Hi all!
I am currently looking into improving the basecurve module.
The more modern tonemapping modules from the scene-referred workflow provide improved color management where the old base curve breaks - especially regarding hue shifts.
In addition, the current base curve module is a bit bloated IMHO - especially with the exposure fusion. Although it is a valid point to include such a functionality together with tone mapping, I believe that with the new modules like tone equalizer, it may be more appropriate to handle the dynamic range with those dedicated modules and let the base curve be a simple tool to define a transfer curve.

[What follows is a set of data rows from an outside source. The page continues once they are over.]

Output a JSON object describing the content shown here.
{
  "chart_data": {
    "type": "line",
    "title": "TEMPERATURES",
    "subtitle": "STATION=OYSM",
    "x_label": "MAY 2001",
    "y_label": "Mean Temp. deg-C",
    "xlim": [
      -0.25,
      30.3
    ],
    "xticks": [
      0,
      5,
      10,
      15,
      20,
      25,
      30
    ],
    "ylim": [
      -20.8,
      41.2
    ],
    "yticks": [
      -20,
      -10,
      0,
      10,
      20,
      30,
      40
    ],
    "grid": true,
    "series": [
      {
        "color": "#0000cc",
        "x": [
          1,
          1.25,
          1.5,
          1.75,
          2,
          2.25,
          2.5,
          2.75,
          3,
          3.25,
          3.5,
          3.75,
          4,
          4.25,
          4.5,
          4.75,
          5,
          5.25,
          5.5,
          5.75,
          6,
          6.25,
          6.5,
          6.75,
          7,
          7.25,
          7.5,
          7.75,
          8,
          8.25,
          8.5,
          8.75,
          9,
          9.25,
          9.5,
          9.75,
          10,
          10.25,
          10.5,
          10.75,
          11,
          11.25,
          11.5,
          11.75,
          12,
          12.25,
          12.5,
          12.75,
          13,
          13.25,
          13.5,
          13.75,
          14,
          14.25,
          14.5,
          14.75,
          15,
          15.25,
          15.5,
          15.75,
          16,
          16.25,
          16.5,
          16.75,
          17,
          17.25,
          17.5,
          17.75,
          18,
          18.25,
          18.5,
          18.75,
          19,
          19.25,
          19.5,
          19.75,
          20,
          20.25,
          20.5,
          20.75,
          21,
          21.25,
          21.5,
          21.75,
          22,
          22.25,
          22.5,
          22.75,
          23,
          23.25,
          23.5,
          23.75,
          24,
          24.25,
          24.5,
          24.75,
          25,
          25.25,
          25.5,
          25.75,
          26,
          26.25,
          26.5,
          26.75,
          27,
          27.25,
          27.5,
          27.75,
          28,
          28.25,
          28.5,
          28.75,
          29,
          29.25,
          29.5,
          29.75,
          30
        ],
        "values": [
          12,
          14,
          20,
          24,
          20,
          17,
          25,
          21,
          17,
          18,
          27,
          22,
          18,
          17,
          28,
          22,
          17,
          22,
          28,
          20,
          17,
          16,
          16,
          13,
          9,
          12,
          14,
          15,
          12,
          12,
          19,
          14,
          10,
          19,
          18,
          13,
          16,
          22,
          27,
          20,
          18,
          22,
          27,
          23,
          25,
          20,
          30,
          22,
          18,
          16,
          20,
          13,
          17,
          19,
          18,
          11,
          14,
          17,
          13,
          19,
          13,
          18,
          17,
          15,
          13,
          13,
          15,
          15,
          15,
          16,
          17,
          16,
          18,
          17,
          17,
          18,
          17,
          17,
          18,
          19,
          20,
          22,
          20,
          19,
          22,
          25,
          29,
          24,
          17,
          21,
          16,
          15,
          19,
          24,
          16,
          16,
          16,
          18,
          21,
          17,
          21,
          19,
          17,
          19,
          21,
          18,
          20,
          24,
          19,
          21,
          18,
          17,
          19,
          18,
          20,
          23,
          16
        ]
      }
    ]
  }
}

Why I still use the base curve?
Well!
The other modules define the tone mapping in a parametric way.
Here, the parameters often provide a more technical control - but less so direct artistic correspondence.
Good knowledge of the algorithm and color management is required to understand what is really happening when you change certain parameters and to predict what values will yield the desired image.
By the way, IMO the new agx module is a significant improvement here as parameterization is based on terminology that is quite common in vfx / film industry.
So, I noticed that especially when editing a lot of images for commercial work, fiddling with the parameters to get the look I want may can take more time than simply using the base curve, where I have direct control over the transfer curve.
So, sometimes, I prefer the base curve.
However, the old base curve module has it’s own caveats. In particular (in my opinion), the hue shifts without any color preservation are problematic - especially for skin tones and colorful highlights.
The available color preservation methods either yield problems with desaturation or control of lightness.
Sigmoid is liked by many users for the pleasing out-of-the-box look.
I assume this mostly results from the channel-independent mapping, which is also used by the base curve without color preservation. Especially with typical sigmoid-like curves, the channel-independent mapping may increase saturation for certain value ranges.
From a color-science perspective, this may be undesirable, as it breaks color consistency, but the results are visually pleasing and often have a “warm, film-like” appearance.
One may argue that this is valid in context of the processing pipeline because accurate manipulation should be done in the scene-referred stages, whereas manipulations in the display-referred space after tone mapping are perceptually driven either way.
Hue-Shifts are a problem, however (that’s why sigmoid etc. have optional hue correction)
And, most important in practical use for me:
Since a while, darktable allows values > 1 in the pipeline to support unconstrained scene-referred workflow without clipping between modules.
Filmic etc. handle this inherently by letting you define the black- and white point.
In the base curve, there is some extrapolation, but otherwise no controllable handling of the input range.
So, without exposure fusion, you need to compress the image range before the base curve, for example using a dedicated exposure module just before the base curve.
So, I have started working on an updated version and would like to know what you think about it!
Based on the findings above, I have employed the following design paradigms:
- Prefer visually pleasing results over rigorous color science → take the best from sigmoid

- Still, prevent hue shifts
- Only do one thing: applying a base curve while controlling input range
- Controls shall have direct artistic meaning
As WIP name I call the module “base curve rgb” to distinguish it from the old base curve.
The module has the follwing changes w.r.t. the old base curve:
- Exposure fusion was removed
- A slider to adjust exposure of the input was added → best to adjust exposure so that no cipping of any channel occurs so that input colors are not skewed.
- A histogram of the expose-adjusted input was added to help exposure slider adjustment
- Instead of multiple color preservation methods, there is one slider controlling the strength of hue preservation (like in sigmoid and agx). It preserves hue in OKHCL space as this yields better results than the method in sigmoid, especially for highlight IMO.
- A slider to preserve highlight saturation allows to compensate for the desaturation of bright, saturated colors in the roll-off regime
- The scale for graph slider was renamed and now has positive and negative range. This allows to also log-scale for the highlight region to facilitate more precise adjustment for highlights
- Also, some bugs were fixed. Most importantly, curve drawing had low resolution on large log scaling values due to sampling in linear space. Now, curve is always drawn smoothly.
You can find the code here (with a lot of rough edges
I’m mostly a python programmer and used my little bit of c knowledge + lots of help from AI to implement the module):
And the Appimage for Linux is here (import dialog does not work for some reason → I guess I have problems with my build environment…):
https://github.com/wilecoyote2015/darktable/releases/download/basecurvergb-0.1/Darktable-2.1.0+27203.g43252791a3-dirty-x86_64.AppImage
Please feel free to play around and share your thoughts!
There are still some issues to solve and I won’t be able to answer quickly as life keeps me quite busy, but I’ll give my best to improve the module over the time when I can ![]()
Here are some examples:
Vanilla Base Curve:
Preserve Hue:
Please note that I edited the image on an Adobe RGB display. Hence, the bright reds look a bit crushed in any version due to the mapping to sRGB gamut.